As for our care of Ryan, yesterday’s storm was uneventful. Except for the lights flickering two or three times, the power stayed on. That’s not to say we didn’t have issues. The roof began leaking and I had to go up into the attic to slow it as best I could. I also determined it’s an exterior problem so there was no way to fix it from within. To deal with the rain making its way in, I punched a hole in the upstairs’ ceiling (so it wouldn’t puddle in the rafters) and put a huge tub under the leak. There was nothing left to do but call my insurance and file my first-ever homeowner claim.
Already this morning they called me back. That’s impressive. What’s not so impressive is all the reasons I was told why they might not cover the claim. When I hung up I was actually wondering what would need to happen for any related claim to be covered.

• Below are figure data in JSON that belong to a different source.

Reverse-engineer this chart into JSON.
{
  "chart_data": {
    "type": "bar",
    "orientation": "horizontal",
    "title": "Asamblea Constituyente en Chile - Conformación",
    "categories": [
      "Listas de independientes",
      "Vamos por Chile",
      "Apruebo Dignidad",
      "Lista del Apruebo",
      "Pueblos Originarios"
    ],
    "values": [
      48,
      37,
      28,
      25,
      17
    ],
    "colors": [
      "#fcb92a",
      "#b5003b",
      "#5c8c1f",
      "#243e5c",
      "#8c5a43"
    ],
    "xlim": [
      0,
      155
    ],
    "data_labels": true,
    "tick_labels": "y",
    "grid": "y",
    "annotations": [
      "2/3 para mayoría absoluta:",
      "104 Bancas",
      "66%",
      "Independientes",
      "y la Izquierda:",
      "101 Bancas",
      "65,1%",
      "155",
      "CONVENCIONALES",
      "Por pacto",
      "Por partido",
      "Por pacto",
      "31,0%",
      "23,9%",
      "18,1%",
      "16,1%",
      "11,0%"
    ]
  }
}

It’s not that I didn’t ask. I did. But, for all the agent’s knowledge of what’s not covered, the opposite was true of what is covered. The best I could get is that an adjuster would need to come out (in a few days) and make a determination. In effect, I’m screwed. So, I’m bracing myself for a huge repair bill.

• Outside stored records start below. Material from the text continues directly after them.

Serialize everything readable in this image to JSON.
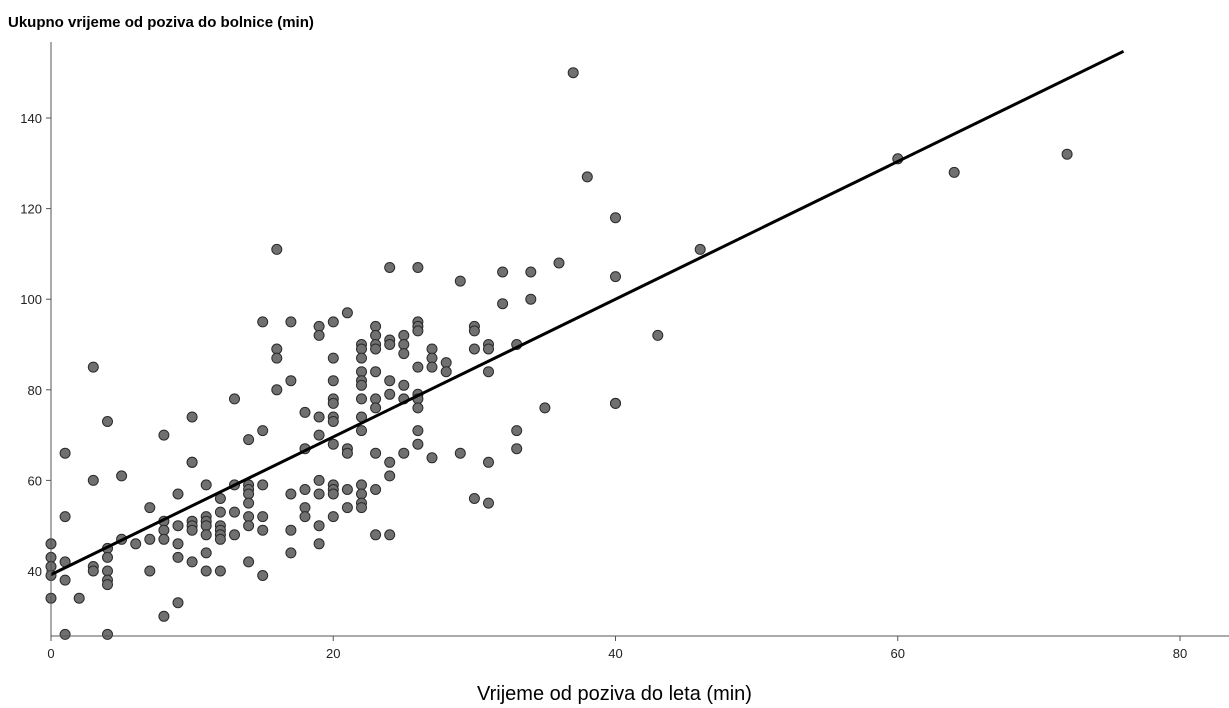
{
  "chart_data": {
    "type": "scatter",
    "title": "",
    "ylabel": "Ukupno vrijeme od poziva do bolnice (min)",
    "xlabel": "Vrijeme od poziva do leta (min)",
    "xlim": [
      0,
      83
    ],
    "ylim": [
      25,
      157
    ],
    "xticks": [
      0,
      20,
      40,
      60,
      80
    ],
    "yticks": [
      40,
      60,
      80,
      100,
      120,
      140
    ],
    "grid": false,
    "legend": "none",
    "point_color": "#707070",
    "line_color": "#000000",
    "fit_line": {
      "intercept": 39.2,
      "slope": 1.52,
      "x_range": [
        0,
        76
      ]
    },
    "points": [
      [
        0,
        46
      ],
      [
        0,
        43
      ],
      [
        0,
        41
      ],
      [
        0,
        39
      ],
      [
        0,
        34
      ],
      [
        1,
        66
      ],
      [
        1,
        52
      ],
      [
        1,
        42
      ],
      [
        1,
        38
      ],
      [
        1,
        26
      ],
      [
        2,
        34
      ],
      [
        3,
        85
      ],
      [
        3,
        60
      ],
      [
        3,
        41
      ],
      [
        3,
        40
      ],
      [
        4,
        73
      ],
      [
        4,
        45
      ],
      [
        4,
        43
      ],
      [
        4,
        40
      ],
      [
        4,
        38
      ],
      [
        4,
        37
      ],
      [
        4,
        26
      ],
      [
        5,
        61
      ],
      [
        5,
        47
      ],
      [
        6,
        46
      ],
      [
        7,
        54
      ],
      [
        7,
        47
      ],
      [
        7,
        40
      ],
      [
        8,
        70
      ],
      [
        8,
        51
      ],
      [
        8,
        49
      ],
      [
        8,
        47
      ],
      [
        8,
        30
      ],
      [
        9,
        57
      ],
      [
        9,
        50
      ],
      [
        9,
        46
      ],
      [
        9,
        43
      ],
      [
        9,
        33
      ],
      [
        10,
        74
      ],
      [
        10,
        64
      ],
      [
        10,
        64
      ],
      [
        10,
        51
      ],
      [
        10,
        50
      ],
      [
        10,
        49
      ],
      [
        10,
        42
      ],
      [
        11,
        59
      ],
      [
        11,
        52
      ],
      [
        11,
        51
      ],
      [
        11,
        50
      ],
      [
        11,
        48
      ],
      [
        11,
        44
      ],
      [
        11,
        40
      ],
      [
        12,
        56
      ],
      [
        12,
        53
      ],
      [
        12,
        50
      ],
      [
        12,
        49
      ],
      [
        12,
        48
      ],
      [
        12,
        47
      ],
      [
        12,
        40
      ],
      [
        13,
        78
      ],
      [
        13,
        59
      ],
      [
        13,
        53
      ],
      [
        13,
        48
      ],
      [
        14,
        69
      ],
      [
        14,
        59
      ],
      [
        14,
        58
      ],
      [
        14,
        57
      ],
      [
        14,
        55
      ],
      [
        14,
        52
      ],
      [
        14,
        50
      ],
      [
        14,
        42
      ],
      [
        15,
        95
      ],
      [
        15,
        71
      ],
      [
        15,
        59
      ],
      [
        15,
        52
      ],
      [
        15,
        49
      ],
      [
        15,
        39
      ],
      [
        16,
        111
      ],
      [
        16,
        89
      ],
      [
        16,
        87
      ],
      [
        16,
        80
      ],
      [
        17,
        95
      ],
      [
        17,
        82
      ],
      [
        17,
        57
      ],
      [
        17,
        49
      ],
      [
        17,
        44
      ],
      [
        18,
        75
      ],
      [
        18,
        67
      ],
      [
        18,
        58
      ],
      [
        18,
        54
      ],
      [
        18,
        52
      ],
      [
        19,
        94
      ],
      [
        19,
        92
      ],
      [
        19,
        74
      ],
      [
        19,
        70
      ],
      [
        19,
        60
      ],
      [
        19,
        57
      ],
      [
        19,
        50
      ],
      [
        19,
        46
      ],
      [
        20,
        95
      ],
      [
        20,
        87
      ],
      [
        20,
        82
      ],
      [
        20,
        78
      ],
      [
        20,
        77
      ],
      [
        20,
        74
      ],
      [
        20,
        73
      ],
      [
        20,
        68
      ],
      [
        20,
        59
      ],
      [
        20,
        58
      ],
      [
        20,
        57
      ],
      [
        20,
        52
      ],
      [
        21,
        97
      ],
      [
        21,
        67
      ],
      [
        21,
        66
      ],
      [
        21,
        58
      ],
      [
        21,
        54
      ],
      [
        22,
        90
      ],
      [
        22,
        89
      ],
      [
        22,
        87
      ],
      [
        22,
        84
      ],
      [
        22,
        82
      ],
      [
        22,
        81
      ],
      [
        22,
        78
      ],
      [
        22,
        74
      ],
      [
        22,
        71
      ],
      [
        22,
        59
      ],
      [
        22,
        57
      ],
      [
        22,
        55
      ],
      [
        22,
        54
      ],
      [
        23,
        94
      ],
      [
        23,
        92
      ],
      [
        23,
        90
      ],
      [
        23,
        89
      ],
      [
        23,
        84
      ],
      [
        23,
        78
      ],
      [
        23,
        76
      ],
      [
        23,
        66
      ],
      [
        23,
        58
      ],
      [
        23,
        48
      ],
      [
        24,
        107
      ],
      [
        24,
        91
      ],
      [
        24,
        90
      ],
      [
        24,
        82
      ],
      [
        24,
        79
      ],
      [
        24,
        64
      ],
      [
        24,
        61
      ],
      [
        24,
        48
      ],
      [
        25,
        92
      ],
      [
        25,
        90
      ],
      [
        25,
        88
      ],
      [
        25,
        81
      ],
      [
        25,
        78
      ],
      [
        25,
        66
      ],
      [
        26,
        107
      ],
      [
        26,
        95
      ],
      [
        26,
        94
      ],
      [
        26,
        93
      ],
      [
        26,
        85
      ],
      [
        26,
        79
      ],
      [
        26,
        78
      ],
      [
        26,
        76
      ],
      [
        26,
        71
      ],
      [
        26,
        68
      ],
      [
        27,
        89
      ],
      [
        27,
        87
      ],
      [
        27,
        85
      ],
      [
        27,
        65
      ],
      [
        28,
        86
      ],
      [
        28,
        84
      ],
      [
        29,
        104
      ],
      [
        29,
        66
      ],
      [
        30,
        94
      ],
      [
        30,
        93
      ],
      [
        30,
        89
      ],
      [
        30,
        56
      ],
      [
        31,
        90
      ],
      [
        31,
        89
      ],
      [
        31,
        84
      ],
      [
        31,
        64
      ],
      [
        31,
        55
      ],
      [
        32,
        106
      ],
      [
        32,
        99
      ],
      [
        33,
        90
      ],
      [
        33,
        71
      ],
      [
        33,
        67
      ],
      [
        34,
        106
      ],
      [
        34,
        100
      ],
      [
        35,
        76
      ],
      [
        36,
        108
      ],
      [
        37,
        150
      ],
      [
        38,
        127
      ],
      [
        40,
        118
      ],
      [
        40,
        105
      ],
      [
        40,
        77
      ],
      [
        40,
        77
      ],
      [
        43,
        92
      ],
      [
        46,
        111
      ],
      [
        60,
        131
      ],
      [
        64,
        128
      ],
      [
        72,
        132
      ]
    ]
  }
}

This storm gave me an understanding of what we’re up against if we ever did get pounded and lose power, drinkable water, communications, and so on. We are prepared, yes, but not to the extent I felt 100% comfortable. Having the ability to easily bug out is not viable. For Ryan’s safety we must be able to “shelter-in-place” for an extended period. I now see why hospitals fill-up so quickly during severe weather events. We are fortunate to have caring people always ready to help, but what about those who are alone? I worry about them.

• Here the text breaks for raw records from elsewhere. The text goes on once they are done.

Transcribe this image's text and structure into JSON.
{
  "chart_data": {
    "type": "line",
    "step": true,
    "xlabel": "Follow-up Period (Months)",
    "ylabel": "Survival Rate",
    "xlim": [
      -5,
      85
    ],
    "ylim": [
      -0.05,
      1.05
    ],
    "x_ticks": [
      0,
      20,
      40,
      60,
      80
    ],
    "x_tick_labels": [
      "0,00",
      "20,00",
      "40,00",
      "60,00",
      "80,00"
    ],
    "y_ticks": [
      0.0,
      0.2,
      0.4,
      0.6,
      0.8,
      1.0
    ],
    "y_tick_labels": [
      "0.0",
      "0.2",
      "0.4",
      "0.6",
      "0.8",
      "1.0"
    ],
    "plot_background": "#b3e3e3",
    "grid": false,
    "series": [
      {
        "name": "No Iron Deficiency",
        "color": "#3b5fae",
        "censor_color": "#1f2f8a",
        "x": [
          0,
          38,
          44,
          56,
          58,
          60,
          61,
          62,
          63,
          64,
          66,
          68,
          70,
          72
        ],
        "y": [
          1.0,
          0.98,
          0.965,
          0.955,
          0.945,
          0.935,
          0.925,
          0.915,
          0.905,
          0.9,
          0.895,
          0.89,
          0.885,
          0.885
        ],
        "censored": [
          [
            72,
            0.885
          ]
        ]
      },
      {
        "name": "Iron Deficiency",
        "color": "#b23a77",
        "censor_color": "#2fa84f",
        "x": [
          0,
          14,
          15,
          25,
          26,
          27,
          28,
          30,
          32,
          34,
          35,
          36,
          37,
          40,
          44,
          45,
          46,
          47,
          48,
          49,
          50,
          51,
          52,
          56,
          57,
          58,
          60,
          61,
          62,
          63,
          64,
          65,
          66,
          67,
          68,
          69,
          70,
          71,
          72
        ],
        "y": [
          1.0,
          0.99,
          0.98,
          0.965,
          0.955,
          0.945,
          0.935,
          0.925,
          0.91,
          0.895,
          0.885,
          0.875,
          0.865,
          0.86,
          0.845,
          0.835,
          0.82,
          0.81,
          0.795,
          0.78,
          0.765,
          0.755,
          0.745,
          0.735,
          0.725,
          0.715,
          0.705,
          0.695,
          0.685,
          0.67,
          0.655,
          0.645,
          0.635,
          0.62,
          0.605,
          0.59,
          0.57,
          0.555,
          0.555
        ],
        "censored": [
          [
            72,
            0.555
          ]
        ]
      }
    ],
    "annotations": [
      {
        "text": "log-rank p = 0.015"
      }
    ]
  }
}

For us, I’m not just talking about the loss of electrical power or drinking water either. For one, how would we keep up with laundry? Even more, this gets seriously complicated with all the medications and care items Ryan needs. For example, we rely on delivery services (USPS, FedEx, and UPS) to get his supplies and some medications to us; what would we do if they suspend services or are delayed in delivery? Sure, we try to inventory what we can, but insurance doesn’t let us have much of a buffer. It’s common to receive supplies a day or two before (and even occasionally the same day) we run out.
I need to get to work on figuring this out.